When skin is injured, the survival instinct of stem cells kicks in. New research shows that a simple amino acid, serine, helps push stem cells away from hair growth and instead promotes wound healing, opening the door to new treatments for chronic wounds.
Hair follicle stem cells (HFSC) are constantly self-renewing cells responsible for two important body functions: maintaining the hair growth cycle through hair follicle regeneration, and regenerating skin tissue to aid in wound healing.
A new study led by The Rockefeller University in New York explored how the non-essential amino acid serine affects the behavior of HFSCs and found that when serine levels are low, the cells prioritize wound healing over hair growth.
“Serine deficiency triggers a highly sensitive cellular ‘dial’ that fine-tunes cell fate—toward the skin, away from the hair,” said the study’s lead author Jesse Novak, a current MD student in the Tri-Hospital Program at Weill Cornell Medical College and a former doctoral student in the Laboratory of Mammalian Cell Biology and Development at The Rockefeller University. "Our results suggest that we may be able to control serine levels through diet or medication to speed up skin wound healing."
stages of hair growth cycle
Serine is a non-essential amino acid that the body can synthesize on its own but is also found in foods such as meat, poultry, fish, soybeans, nuts and dairy products. Serine is a building block of proteins and is involved in cell proliferation and various metabolic pathways.
The researchers found that in mice fed a diet low in serine and glycine, another amino acid, HFSC slowed hair growth and accelerated wound repair, specifically the process of re-epithelialization, or repairing the skin barrier. Although serine is classified as a nonessential amino acid, HFSCs would struggle to survive if they were unable to synthesize and absorb serine from external (i.e., dietary) sources.
The researchers discovered that the integrated stress response (ISR) is an internal cell program that triggers a shift in HFSC function in response to stress, such as injury or serine deficiency. When serine is deficient, the ISR in HFSCs is activated, prompting these cells to become more like epidermal stem cells, helping to rebuild the skin rather than performing their typical hair-growing functions.
"Most of the skin wounds we encounter come from abrasions, which destroy the top half of the skin," Novak said. "That area is home to a pool of stem cells that are normally responsible for wound repair. But when these cells are destroyed, it forces the hair follicle stem cells to take over the lead role in repair. Knowing this, we thought that tracking these skin cells during wound healing could provide a very good model for testing whether and how metabolites regulate the entire process."
The ISR can be thought of as a volume adjuster. If stress levels are high, such as an injury or when serine levels are low, ISR shifts the function of HFSCs away from hair production and toward skin repair. The researchers found that enhancing ISR activity in mice with a drug that mimics the effects of serine deficiency improved wound healing at the expense of hair regeneration. Conversely, inhibiting activity by blocking ISR sensing proteins reversed these skin-related effects, confirming the central role of the ISR in this process. In human skin models, similar ISR signatures were found at the edges of healing wounds, suggesting that the mechanism is evolutionarily conserved, meaning that it remains unchanged over time across species.
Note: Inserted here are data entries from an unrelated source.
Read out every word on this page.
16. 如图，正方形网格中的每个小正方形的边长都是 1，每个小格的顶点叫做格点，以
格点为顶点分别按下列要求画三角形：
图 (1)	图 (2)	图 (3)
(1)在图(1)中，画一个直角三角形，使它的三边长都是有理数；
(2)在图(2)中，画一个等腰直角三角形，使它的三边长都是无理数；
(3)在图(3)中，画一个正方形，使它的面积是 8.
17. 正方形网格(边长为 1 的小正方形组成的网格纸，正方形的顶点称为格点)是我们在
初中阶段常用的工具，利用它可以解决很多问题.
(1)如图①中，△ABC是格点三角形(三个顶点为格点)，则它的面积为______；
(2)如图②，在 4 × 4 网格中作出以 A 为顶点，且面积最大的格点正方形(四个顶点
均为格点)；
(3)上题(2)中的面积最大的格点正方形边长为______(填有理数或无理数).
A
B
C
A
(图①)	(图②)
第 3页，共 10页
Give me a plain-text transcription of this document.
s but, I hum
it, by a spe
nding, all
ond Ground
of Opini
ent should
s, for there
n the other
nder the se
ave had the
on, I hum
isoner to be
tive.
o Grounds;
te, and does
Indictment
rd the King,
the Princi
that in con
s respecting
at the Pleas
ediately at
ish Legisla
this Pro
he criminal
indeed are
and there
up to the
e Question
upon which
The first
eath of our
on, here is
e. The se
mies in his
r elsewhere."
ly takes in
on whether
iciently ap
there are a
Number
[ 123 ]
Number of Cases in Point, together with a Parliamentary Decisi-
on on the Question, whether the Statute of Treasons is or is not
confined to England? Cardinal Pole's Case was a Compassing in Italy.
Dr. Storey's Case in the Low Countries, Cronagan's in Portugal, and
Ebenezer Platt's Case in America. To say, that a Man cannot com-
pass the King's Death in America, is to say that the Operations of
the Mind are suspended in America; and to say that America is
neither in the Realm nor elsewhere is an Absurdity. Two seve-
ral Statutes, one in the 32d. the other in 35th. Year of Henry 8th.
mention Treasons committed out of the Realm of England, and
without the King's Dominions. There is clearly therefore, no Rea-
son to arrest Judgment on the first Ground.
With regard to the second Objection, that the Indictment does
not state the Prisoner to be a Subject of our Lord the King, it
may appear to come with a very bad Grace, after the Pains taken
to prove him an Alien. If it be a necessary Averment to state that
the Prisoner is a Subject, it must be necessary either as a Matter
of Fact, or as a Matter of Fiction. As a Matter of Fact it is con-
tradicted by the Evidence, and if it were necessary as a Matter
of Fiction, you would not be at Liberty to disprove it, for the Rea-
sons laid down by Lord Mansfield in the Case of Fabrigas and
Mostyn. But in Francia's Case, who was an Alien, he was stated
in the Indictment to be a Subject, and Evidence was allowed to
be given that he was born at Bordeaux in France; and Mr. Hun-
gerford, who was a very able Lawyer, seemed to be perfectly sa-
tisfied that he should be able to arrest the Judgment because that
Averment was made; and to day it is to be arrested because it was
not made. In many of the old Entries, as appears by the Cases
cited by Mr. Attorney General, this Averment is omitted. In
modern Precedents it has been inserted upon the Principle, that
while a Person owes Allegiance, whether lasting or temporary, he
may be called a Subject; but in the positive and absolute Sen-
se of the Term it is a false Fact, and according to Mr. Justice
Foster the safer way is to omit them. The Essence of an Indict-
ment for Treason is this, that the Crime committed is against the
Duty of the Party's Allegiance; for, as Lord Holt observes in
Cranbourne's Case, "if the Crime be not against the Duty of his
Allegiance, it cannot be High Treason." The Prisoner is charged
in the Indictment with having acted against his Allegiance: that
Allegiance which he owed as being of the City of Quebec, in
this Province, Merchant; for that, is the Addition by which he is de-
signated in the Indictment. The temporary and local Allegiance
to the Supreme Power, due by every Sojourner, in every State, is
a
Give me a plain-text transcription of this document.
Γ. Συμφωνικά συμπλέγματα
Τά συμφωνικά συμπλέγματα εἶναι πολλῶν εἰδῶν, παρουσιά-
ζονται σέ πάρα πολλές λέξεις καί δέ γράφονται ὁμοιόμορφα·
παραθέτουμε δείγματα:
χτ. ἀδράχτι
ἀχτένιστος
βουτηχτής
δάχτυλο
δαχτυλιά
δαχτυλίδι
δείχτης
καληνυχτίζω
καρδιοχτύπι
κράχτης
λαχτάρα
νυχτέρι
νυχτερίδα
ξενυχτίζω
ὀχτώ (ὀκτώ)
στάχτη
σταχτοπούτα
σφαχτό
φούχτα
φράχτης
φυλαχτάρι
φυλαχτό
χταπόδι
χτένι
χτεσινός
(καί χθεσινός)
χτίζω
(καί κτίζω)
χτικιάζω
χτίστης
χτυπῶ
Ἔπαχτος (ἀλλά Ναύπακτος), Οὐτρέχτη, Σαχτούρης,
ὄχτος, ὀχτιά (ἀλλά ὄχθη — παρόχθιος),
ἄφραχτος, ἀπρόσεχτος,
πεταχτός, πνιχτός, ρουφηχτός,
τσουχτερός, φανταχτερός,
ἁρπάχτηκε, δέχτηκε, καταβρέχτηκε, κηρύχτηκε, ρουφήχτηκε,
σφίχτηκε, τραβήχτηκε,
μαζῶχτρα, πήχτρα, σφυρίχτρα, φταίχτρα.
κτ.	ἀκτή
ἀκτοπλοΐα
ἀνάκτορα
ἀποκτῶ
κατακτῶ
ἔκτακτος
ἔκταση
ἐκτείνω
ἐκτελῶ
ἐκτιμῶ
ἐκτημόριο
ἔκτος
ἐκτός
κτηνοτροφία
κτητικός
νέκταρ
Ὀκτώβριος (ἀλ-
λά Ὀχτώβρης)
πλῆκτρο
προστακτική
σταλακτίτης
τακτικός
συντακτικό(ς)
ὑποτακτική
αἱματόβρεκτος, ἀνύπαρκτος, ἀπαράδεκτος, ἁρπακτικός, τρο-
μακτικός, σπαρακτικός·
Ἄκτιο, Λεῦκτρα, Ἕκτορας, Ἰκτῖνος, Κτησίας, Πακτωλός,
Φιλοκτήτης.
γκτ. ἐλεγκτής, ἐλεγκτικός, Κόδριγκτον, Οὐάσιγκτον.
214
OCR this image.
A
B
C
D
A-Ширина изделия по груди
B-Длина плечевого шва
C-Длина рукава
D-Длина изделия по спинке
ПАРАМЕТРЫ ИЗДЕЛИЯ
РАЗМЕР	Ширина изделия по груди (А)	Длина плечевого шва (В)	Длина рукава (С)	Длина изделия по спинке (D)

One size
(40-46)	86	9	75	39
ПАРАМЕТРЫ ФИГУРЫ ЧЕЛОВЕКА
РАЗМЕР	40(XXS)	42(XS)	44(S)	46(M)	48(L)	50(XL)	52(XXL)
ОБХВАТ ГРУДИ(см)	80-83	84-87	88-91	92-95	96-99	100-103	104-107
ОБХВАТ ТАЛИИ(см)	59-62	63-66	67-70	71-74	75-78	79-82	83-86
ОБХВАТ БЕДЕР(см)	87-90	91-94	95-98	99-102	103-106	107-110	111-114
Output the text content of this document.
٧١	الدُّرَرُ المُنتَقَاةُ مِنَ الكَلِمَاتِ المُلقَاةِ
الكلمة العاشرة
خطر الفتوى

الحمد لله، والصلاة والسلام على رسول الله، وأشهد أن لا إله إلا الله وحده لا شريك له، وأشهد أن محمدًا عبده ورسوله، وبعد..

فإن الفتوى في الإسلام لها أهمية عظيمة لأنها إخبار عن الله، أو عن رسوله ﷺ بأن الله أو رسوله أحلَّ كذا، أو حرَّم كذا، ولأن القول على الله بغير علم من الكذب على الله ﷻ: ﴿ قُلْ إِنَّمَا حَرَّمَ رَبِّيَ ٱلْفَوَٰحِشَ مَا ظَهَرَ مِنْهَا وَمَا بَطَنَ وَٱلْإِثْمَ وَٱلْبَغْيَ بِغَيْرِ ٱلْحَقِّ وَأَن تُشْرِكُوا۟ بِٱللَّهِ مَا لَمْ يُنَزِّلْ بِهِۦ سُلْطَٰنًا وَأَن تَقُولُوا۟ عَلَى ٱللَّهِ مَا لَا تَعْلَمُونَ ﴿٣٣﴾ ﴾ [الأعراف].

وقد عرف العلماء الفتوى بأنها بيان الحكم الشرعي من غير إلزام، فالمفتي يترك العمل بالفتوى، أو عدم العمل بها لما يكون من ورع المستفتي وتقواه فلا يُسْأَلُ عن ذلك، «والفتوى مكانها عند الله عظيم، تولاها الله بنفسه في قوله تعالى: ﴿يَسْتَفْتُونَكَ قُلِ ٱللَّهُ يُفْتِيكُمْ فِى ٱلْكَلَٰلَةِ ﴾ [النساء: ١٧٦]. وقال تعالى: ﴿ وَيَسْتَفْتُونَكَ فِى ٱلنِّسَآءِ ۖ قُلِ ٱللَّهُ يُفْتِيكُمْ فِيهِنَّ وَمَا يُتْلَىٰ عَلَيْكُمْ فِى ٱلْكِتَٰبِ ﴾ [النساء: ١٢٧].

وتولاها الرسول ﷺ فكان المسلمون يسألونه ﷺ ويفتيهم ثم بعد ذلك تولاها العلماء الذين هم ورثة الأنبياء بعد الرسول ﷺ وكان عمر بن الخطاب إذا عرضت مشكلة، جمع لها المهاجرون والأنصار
"No one likes losing their hair, but when it comes to surviving stress, repairing the epidermis is critical," said Dr. Elaine Fox, director of the Mammalian Cell and Biology and Development Laboratory at The Rockefeller University and corresponding author of the study. "A missing patch of hair is not a threat to the animal, but an unhealed wound is."
Hair follicles in early stages of regeneration The Rockefeller University/Fox Laboratory
Researchers tested whether high doses of serine could enhance hair regrowth. Unfortunately, for those suffering from hair loss, the results are less than dramatic. When mice were fed six times the normal dose of serine, their serine levels increased by only 50%. It turns out that the body has tight control over this amino acid.
"We did find, however, that if we prevent the stem cells from producing their own serine and replace their losses with a high-serine diet, we can partially rescue hair regrowth," Novak said.
The researchers' findings have clear practical implications, especially when it comes to wound healing. Targeting the ISR through diet or drugs may speed healing of burns or chronic wounds in patients with diabetes. Additionally, understanding the role of the ISR may provide ways to protect hair regrowth, especially in stress-related or injury-induced hair loss. However, because cancer cells also exploit ISR-like stress response pathways, careful control of any future therapies will be critical.
The researchers will continue to explore serine's potential to accelerate wound healing and plan to test other amino acids to see if they have similar properties.
"Overall, the ability of stem cells to determine cell fate based on the level of stress they experience may have broad implications for how tissues organize their ability to regenerate when resources are scarce," Fox said.
The research was published in the journal Cell Metabolism.